To discover if high-sensitivity troponin T is associated with a lower incidence of cardiovascular events, the researchers conducted a large-scale registry study of 65,000 patients with unspecified chest pain who had been discharged from 16 Swedish emergency clinics between 2006 and 2013.

Results indicate that the risk of suffering a serious cardiovascular event within 30 days of returning home was much lower in patients discharged from an emergency clinic with the new protocol as compared with the old one. The percentage of those with subsequent AMI, death, or unplanned revascularization declined from 0.9% to 0.6%.

“Our results are of interest to other countries such as the USA, which is about to change its methods,” explained Per Svensson, MD, PhD, associate professor and senior lecturer at Karolinska Institutet’s Department of Medicine in Solna.

Among patients admitted to the hospital for unspecified chest pain diagnosis, however, the study found that the risk of suffering serious events increased, from 3.4% to 7.2%, after the change in evaluation method.
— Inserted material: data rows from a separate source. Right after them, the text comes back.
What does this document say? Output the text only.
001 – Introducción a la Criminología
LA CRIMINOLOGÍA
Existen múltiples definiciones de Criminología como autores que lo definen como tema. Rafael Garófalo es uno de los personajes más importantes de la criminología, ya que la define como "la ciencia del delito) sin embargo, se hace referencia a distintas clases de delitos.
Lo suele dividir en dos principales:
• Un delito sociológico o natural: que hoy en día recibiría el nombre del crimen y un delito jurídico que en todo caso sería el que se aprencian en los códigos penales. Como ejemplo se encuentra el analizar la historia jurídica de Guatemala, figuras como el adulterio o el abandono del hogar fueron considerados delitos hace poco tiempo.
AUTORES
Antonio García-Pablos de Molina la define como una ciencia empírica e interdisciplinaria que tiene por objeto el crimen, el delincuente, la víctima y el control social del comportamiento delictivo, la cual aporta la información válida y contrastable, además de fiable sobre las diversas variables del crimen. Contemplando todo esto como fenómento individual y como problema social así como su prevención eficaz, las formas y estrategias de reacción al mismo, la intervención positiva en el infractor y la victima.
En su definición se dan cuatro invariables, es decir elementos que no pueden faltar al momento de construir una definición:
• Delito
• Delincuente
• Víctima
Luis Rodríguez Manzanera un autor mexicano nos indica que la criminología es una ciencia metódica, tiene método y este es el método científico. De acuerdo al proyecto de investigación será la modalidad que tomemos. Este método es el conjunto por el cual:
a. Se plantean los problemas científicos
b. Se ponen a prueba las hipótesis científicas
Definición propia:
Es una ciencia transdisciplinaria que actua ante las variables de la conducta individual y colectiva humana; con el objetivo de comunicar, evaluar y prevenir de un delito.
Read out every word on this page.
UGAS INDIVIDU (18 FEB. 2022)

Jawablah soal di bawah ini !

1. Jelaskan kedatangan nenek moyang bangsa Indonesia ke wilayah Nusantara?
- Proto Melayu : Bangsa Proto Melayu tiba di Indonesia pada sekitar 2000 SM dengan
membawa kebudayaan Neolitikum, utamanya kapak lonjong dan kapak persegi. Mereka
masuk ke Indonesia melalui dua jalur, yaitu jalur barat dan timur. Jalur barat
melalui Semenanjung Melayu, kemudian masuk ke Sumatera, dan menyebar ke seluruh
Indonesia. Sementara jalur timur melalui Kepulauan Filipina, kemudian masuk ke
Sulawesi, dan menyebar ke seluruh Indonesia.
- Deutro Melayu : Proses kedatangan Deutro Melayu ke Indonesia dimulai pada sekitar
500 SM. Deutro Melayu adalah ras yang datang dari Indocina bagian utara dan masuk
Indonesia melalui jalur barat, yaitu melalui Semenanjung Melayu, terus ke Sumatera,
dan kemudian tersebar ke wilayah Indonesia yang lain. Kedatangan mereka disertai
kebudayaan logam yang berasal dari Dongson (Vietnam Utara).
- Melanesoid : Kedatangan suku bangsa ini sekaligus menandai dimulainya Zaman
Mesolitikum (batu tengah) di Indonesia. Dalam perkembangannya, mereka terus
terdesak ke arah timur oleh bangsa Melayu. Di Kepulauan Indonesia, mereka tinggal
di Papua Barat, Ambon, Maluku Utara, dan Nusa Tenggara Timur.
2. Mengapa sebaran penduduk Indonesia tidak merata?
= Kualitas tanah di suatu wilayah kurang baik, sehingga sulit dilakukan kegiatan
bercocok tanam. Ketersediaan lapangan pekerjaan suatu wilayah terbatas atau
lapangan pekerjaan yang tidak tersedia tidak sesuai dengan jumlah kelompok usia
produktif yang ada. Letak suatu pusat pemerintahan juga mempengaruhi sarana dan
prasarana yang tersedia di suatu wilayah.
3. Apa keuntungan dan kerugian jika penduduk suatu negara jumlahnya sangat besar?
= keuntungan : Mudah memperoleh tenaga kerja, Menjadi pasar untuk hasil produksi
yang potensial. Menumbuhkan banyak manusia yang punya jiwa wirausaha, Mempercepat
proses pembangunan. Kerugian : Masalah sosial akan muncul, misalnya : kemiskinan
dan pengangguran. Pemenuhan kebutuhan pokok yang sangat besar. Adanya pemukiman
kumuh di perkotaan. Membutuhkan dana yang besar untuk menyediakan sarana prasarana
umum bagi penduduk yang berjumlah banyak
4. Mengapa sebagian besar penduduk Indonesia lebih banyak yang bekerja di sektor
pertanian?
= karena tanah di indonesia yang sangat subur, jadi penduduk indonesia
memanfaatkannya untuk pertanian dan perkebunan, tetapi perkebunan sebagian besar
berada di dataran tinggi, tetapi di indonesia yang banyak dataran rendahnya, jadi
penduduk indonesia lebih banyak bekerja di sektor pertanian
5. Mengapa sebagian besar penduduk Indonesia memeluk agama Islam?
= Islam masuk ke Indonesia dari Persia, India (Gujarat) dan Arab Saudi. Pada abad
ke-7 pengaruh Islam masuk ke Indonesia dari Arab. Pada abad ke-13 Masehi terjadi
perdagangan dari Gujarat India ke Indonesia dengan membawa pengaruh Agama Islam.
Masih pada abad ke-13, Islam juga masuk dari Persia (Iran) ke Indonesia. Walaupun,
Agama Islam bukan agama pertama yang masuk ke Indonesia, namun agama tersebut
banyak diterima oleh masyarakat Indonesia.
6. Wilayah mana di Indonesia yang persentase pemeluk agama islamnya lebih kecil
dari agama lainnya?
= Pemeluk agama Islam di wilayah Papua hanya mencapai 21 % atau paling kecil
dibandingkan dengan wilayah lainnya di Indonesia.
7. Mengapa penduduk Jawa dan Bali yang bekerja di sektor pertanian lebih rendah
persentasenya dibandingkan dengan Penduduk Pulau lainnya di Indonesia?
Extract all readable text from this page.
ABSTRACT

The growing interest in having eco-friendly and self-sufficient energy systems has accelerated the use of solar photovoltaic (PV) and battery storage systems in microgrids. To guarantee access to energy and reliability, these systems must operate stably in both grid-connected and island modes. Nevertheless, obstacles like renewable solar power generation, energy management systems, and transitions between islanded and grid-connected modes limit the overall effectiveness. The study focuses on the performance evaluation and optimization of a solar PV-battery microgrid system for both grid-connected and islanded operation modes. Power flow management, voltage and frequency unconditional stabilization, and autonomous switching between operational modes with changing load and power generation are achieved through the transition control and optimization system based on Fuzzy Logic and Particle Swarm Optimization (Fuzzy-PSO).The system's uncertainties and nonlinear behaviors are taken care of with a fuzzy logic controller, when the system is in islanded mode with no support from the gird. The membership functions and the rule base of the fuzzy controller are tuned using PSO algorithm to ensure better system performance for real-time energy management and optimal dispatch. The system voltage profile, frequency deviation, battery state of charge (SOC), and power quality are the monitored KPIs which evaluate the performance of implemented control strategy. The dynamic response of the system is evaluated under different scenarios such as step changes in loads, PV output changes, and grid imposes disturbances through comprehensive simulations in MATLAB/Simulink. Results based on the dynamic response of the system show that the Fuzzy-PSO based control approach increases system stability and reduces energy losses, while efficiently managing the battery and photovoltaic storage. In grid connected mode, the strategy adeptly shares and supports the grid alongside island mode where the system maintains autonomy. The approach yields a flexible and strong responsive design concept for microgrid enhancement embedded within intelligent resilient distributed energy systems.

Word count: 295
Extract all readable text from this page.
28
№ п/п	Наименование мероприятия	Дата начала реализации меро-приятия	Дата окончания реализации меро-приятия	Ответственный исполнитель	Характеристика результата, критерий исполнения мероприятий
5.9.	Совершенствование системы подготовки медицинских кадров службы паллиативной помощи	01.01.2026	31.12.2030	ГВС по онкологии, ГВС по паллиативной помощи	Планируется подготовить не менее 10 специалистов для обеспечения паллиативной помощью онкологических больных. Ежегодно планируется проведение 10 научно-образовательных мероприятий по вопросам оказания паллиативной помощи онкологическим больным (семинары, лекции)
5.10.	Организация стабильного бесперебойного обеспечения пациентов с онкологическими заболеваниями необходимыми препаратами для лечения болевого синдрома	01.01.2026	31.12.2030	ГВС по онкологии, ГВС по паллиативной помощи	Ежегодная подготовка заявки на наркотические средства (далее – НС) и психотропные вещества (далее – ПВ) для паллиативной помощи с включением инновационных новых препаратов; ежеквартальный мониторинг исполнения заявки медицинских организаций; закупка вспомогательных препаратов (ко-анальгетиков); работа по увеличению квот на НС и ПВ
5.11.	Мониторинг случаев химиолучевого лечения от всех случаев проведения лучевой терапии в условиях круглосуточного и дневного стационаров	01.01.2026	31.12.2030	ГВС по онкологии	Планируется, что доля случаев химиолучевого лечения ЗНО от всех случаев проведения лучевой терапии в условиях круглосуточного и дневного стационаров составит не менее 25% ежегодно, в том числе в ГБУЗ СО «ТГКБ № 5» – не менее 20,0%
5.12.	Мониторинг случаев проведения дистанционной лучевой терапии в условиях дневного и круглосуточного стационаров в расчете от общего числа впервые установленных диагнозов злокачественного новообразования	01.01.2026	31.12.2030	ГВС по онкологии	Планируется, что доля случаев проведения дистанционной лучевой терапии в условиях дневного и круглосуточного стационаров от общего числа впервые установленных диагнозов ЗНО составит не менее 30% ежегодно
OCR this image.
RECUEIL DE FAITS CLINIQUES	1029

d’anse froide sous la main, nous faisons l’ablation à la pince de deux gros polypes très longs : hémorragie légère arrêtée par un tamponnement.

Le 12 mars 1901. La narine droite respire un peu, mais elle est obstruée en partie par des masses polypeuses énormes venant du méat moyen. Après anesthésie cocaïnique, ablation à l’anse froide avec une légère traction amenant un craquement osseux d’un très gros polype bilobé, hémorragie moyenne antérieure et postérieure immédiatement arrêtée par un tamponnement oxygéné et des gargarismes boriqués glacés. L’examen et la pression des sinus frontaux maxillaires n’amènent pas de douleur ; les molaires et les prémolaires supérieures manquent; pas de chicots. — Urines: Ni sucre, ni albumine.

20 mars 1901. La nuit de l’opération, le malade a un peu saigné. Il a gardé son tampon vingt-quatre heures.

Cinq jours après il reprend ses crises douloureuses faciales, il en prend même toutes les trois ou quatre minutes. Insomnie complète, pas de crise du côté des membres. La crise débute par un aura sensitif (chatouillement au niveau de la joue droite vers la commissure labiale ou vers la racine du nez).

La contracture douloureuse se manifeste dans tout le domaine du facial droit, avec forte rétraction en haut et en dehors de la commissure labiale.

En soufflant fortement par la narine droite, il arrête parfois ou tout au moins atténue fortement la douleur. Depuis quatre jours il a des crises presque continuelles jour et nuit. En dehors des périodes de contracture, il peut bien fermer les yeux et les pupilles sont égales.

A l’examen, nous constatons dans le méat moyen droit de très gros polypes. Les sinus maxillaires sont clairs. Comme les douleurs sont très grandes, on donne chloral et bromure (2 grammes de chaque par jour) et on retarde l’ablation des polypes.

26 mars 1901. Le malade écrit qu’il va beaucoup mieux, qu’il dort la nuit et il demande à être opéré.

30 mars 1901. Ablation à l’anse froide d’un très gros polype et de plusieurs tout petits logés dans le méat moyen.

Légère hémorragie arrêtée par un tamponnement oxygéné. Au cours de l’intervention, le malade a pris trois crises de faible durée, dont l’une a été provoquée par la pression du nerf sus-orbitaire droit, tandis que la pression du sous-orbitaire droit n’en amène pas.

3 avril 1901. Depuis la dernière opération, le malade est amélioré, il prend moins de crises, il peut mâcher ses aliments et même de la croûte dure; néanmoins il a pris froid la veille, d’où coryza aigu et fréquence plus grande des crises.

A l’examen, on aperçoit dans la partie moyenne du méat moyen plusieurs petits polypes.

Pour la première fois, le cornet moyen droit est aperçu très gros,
“We may conclude from the results of our study that examination using high-sensitivity troponin is associated with fewer serious cardiac events and an improvement in risk profile for patients released from emergency clinics with unspecified chest pain,” Svensson pointed out. “The opposite was observed in patients sent home after admission to hospital, which suggests that high-risk patients are identified and hospitalized more frequently. We therefore conclude that high-sensitivity troponin has helped to improve the evaluation of emergency patients with unspecified chest pain.”